These groups have a lot in common, but I want to talk about one fundamental difference. In hospice we meet families on the brink of a major tragedy: Someone close to them is dying.
How is it possible to “count it all joy” when someone signs on to Hospice?
To count it all joy is to understand what God intended for us to bring to each calamity. As the flesh brings destruction, the spirit is supposed to bring joy. That joy is not limited to the expectation of eternity, which is awesome in and of itself! Those who are left after the trial have been placed in a unique position: They can either sit and have a pity party or they can share their story with someone who’s going through a similar trial.
You see, we are allowed the experiences we have for the purpose of growth. Not just growth for us, but for everyone in our scope of influence. We need growth. We need both good and bad experiences. We need to share our stories.
I remember last Mother’s Day, talking to a friend of mine who buried her mother the previous year. I asked how she was doing and she said, “not good.” I asked what she was experiencing and she just looked at me with tears in her eyes and gave me a big, long hug. Afterwards she asked me a favor.

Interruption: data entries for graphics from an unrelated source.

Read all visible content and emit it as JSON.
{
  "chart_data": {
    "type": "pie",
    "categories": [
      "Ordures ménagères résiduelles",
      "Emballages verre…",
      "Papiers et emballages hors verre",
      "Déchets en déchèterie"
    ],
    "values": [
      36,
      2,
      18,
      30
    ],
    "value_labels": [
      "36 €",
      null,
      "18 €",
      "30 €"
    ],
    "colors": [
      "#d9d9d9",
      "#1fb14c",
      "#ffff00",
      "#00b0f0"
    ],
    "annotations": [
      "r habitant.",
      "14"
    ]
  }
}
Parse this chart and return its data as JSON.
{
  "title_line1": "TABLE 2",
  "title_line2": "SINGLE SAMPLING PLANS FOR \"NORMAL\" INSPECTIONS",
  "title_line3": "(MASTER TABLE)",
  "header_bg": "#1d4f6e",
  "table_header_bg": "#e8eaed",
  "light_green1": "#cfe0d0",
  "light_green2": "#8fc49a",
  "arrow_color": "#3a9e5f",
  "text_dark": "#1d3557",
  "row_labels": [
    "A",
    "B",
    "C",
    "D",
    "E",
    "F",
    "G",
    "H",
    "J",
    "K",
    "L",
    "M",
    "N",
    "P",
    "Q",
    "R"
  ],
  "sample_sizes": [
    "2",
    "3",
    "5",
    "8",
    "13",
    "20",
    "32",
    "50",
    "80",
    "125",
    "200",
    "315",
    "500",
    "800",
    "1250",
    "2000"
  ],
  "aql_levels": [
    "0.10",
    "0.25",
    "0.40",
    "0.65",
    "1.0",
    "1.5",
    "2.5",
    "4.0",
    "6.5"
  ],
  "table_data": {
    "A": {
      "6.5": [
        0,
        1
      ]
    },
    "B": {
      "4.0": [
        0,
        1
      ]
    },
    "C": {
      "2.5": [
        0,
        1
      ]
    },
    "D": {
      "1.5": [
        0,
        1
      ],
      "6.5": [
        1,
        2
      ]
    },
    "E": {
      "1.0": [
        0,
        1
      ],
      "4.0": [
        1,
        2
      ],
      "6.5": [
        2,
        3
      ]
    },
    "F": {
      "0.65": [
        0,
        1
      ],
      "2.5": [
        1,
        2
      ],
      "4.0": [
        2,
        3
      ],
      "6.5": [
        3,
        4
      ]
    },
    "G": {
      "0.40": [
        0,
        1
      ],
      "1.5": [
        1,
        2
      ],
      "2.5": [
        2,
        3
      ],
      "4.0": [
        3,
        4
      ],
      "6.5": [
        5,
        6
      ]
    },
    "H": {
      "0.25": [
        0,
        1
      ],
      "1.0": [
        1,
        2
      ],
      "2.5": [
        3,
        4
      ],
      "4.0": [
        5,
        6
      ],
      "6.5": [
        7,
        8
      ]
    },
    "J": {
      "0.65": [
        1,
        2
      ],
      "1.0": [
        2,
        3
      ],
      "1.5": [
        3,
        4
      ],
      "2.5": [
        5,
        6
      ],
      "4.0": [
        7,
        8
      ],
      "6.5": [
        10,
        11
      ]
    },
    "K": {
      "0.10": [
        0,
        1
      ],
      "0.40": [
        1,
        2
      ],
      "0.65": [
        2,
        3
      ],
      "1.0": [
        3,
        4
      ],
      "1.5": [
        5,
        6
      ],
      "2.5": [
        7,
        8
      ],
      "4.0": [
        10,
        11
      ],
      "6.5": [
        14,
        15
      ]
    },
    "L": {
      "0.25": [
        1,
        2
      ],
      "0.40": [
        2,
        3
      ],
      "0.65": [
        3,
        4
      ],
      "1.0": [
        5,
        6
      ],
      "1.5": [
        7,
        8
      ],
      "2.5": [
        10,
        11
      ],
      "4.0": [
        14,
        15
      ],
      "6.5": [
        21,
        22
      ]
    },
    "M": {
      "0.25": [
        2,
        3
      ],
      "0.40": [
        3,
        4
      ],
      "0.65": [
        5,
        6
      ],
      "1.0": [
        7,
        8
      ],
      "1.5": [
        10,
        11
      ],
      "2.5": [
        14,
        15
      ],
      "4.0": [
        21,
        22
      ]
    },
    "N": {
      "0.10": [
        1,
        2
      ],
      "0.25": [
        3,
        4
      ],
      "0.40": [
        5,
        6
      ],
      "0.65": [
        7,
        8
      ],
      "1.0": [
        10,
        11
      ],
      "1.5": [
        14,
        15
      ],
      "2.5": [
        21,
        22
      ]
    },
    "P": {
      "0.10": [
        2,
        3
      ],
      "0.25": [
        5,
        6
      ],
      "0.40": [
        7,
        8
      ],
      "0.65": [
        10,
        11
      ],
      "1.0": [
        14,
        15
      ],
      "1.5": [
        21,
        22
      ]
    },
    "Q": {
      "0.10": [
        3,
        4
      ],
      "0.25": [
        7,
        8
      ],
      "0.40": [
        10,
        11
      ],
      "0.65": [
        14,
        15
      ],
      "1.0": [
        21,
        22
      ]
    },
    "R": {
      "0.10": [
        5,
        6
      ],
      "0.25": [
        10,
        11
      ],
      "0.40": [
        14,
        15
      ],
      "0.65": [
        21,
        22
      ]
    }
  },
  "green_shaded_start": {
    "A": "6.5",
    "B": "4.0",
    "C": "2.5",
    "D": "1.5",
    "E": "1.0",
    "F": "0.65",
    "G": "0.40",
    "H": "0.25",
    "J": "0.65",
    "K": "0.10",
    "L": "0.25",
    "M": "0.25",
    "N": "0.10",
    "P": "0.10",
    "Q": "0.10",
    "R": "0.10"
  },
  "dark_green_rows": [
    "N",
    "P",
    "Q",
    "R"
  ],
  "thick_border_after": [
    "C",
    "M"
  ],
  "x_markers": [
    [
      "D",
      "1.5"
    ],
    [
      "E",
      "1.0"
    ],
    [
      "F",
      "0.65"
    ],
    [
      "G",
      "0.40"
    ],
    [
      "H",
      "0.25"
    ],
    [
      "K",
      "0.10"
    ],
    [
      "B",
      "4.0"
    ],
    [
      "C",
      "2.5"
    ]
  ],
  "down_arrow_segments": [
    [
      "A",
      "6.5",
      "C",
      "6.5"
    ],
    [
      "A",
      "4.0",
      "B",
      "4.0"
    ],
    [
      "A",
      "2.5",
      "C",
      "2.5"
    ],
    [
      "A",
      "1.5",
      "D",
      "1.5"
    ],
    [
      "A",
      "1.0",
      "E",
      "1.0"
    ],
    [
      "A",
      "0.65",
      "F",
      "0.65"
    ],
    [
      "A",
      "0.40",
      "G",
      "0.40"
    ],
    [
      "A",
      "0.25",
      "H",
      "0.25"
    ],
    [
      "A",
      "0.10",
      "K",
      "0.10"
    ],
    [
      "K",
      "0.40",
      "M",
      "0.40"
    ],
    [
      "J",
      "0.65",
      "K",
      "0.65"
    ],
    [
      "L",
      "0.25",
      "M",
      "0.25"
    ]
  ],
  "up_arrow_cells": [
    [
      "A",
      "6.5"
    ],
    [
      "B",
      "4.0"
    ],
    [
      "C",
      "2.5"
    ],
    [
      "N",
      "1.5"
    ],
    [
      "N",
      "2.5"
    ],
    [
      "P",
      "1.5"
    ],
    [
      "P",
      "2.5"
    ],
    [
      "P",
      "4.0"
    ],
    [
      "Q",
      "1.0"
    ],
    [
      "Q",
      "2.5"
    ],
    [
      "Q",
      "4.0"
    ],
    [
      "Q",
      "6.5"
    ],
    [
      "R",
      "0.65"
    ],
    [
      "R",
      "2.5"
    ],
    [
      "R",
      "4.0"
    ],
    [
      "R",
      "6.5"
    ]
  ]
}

She said, “will you go and give that hug to your mom and tell her you love her and thank her for being your mom?” She said that she only wished that she could do that for her mom one more time.
Boy, I saw motherhood in a different light that day. And it’s not that I don’t appreciate my mom, in fact we are a very loving family. However, sometimes even though we assume a person knows how we feel, it’s always a good practice to let them know … and let them know often.
I did exactly what my friend asked me and I don’t want to spoil the results for you. Please go to whoever is special in your life and hug them as if it will be the last time. And then let them know how special they are to you.
It will change the way you see the world.